Suppose I have a fruit stand where I sell oranges. Every day I have an average of $\lambda$ people (Poisson distributed) each buying a normally distributed weight quantity of oranges with mean $\mu$ and standard deviation $\sigma$.

What's the mean and variance of the number of pounds of oranges I sell per day?

OK, the mean is trivial: $\lambda \cdot \mu$. But how do I calculate the variance?

Strangely enough I've come up with an answer through trial and error that seems to fit really well with my Monte Carlo simulations, but I can't convince myself that it's actually the correct answer in theory. If someone can point me to the "right" answer, I'll post the one I got empirically for comparison.

Answer 1

This is a compound Poisson distribution

The law of total variance gets you the answer.

Note that this answer doesn't rely on the normality of the $X$'s at all; it applies to any distribution with mean $\mu$ and variance $\sigma^2$.

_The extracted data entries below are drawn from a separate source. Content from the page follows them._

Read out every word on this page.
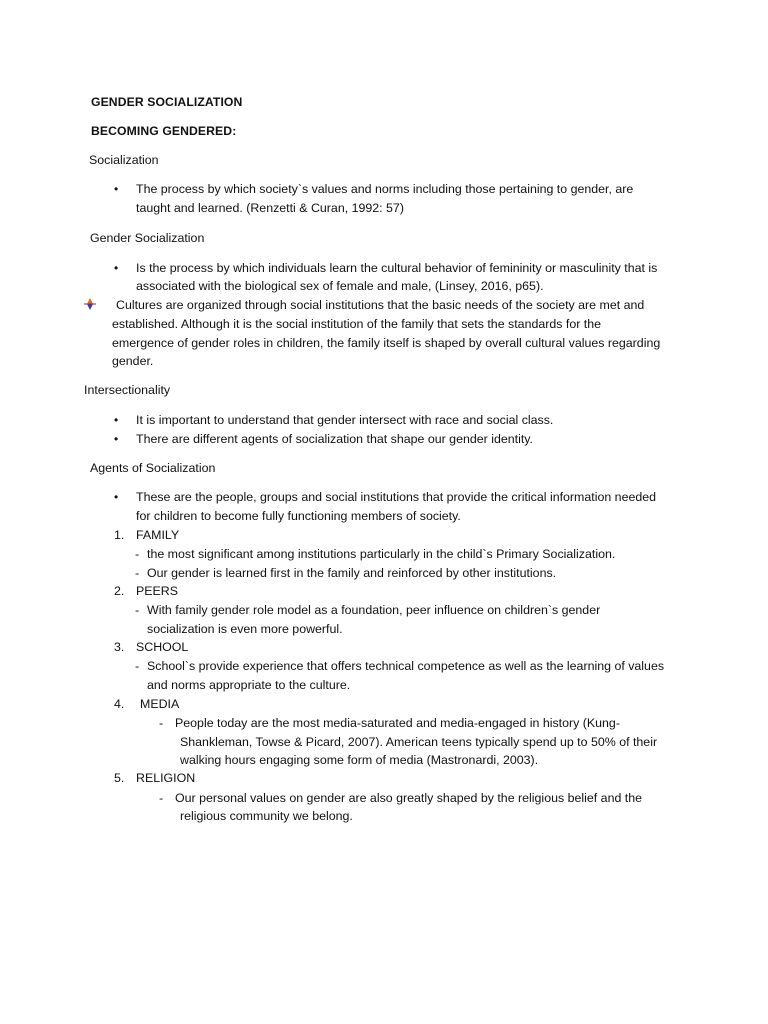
GENDER SOCIALIZATION
BECOMING GENDERED:
Socialization
• The process by which society`s values and norms including those pertaining to gender, are
taught and learned. (Renzetti & Curan, 1992: 57)
Gender Socialization
• Is the process by which individuals learn the cultural behavior of femininity or masculinity that is
associated with the biological sex of female and male, (Linsey, 2016, p65).
Cultures are organized through social institutions that the basic needs of the society are met and
established. Although it is the social institution of the family that sets the standards for the
emergence of gender roles in children, the family itself is shaped by overall cultural values regarding
gender.
Intersectionality
• It is important to understand that gender intersect with race and social class.
• There are different agents of socialization that shape our gender identity.
Agents of Socialization
• These are the people, groups and social institutions that provide the critical information needed
for children to become fully functioning members of society.
1. FAMILY
- the most significant among institutions particularly in the child`s Primary Socialization.
- Our gender is learned first in the family and reinforced by other institutions.
2. PEERS
- With family gender role model as a foundation, peer influence on children`s gender
socialization is even more powerful.
3. SCHOOL
- School`s provide experience that offers technical competence as well as the learning of values
and norms appropriate to the culture.
4. MEDIA
- People today are the most media-saturated and media-engaged in history (Kung-
Shankleman, Towse & Picard, 2007). American teens typically spend up to 50% of their
walking hours engaging some form of media (Mastronardi, 2003).
5. RELIGION
- Our personal values on gender are also greatly shaped by the religious belief and the
religious community we belong.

In the following, $N$ is the Poisson r.v., $X$'s are individual components, $Y$ is the sum of components, $Y|N$ is the sum of components given a specific count of terms, $N$:

$$\text {Var}_{Y}(Y)=E_{N}\left[\text {Var}_{{Y|N}}(Y)\right]+\text {Var}_{N}\left[E_{{Y|N}}(Y)\right]$$

Substituting in:

$$=\text {E}_{N}\left[N\text {Var}_{X}(X)\right]+\text {Var}_{N}\left[N\text {E}_{X}(X)\right]\,$$

$$=\text {E}_{N}\left[N\sigma^2\right]+\text {Var}_{N}\left[N \mu\right]\,$$

$$=\sigma^2\text {E}_{N}\left[N\right]+\mu^2\text {Var}_{N}\left[N \right]\,$$

$$=\sigma^2\lambda+\mu^2\lambda$$

$$=(\sigma^2+\mu^2)\lambda$$

(... which is also $\lambda E(X^2)$)

Answer 2

Here's the answer I got through trial and error, which seems to come close to Monte Carlo simulated estimates in every scenario I have tried.

$\text{Var} = λ(μ^2+σ^2)$

(Edit: Yes, this agrees with Glen_b's updated answer, much to my delight!)

Answer 3

By the law of the product of variances, if two random variables are independent, the variance of their product $\ D(X*Y)$ = $\ E(X)^2*D(X)+E(Y)^2*D(Y)+D(X)*D(Y)$ which is $\ E(X^2)*E(Y^2)-E(X)^2*E(Y)^2$.

So, if the distributions are Poisson and Normal, I'd guess it's $\lambda*σ^2$.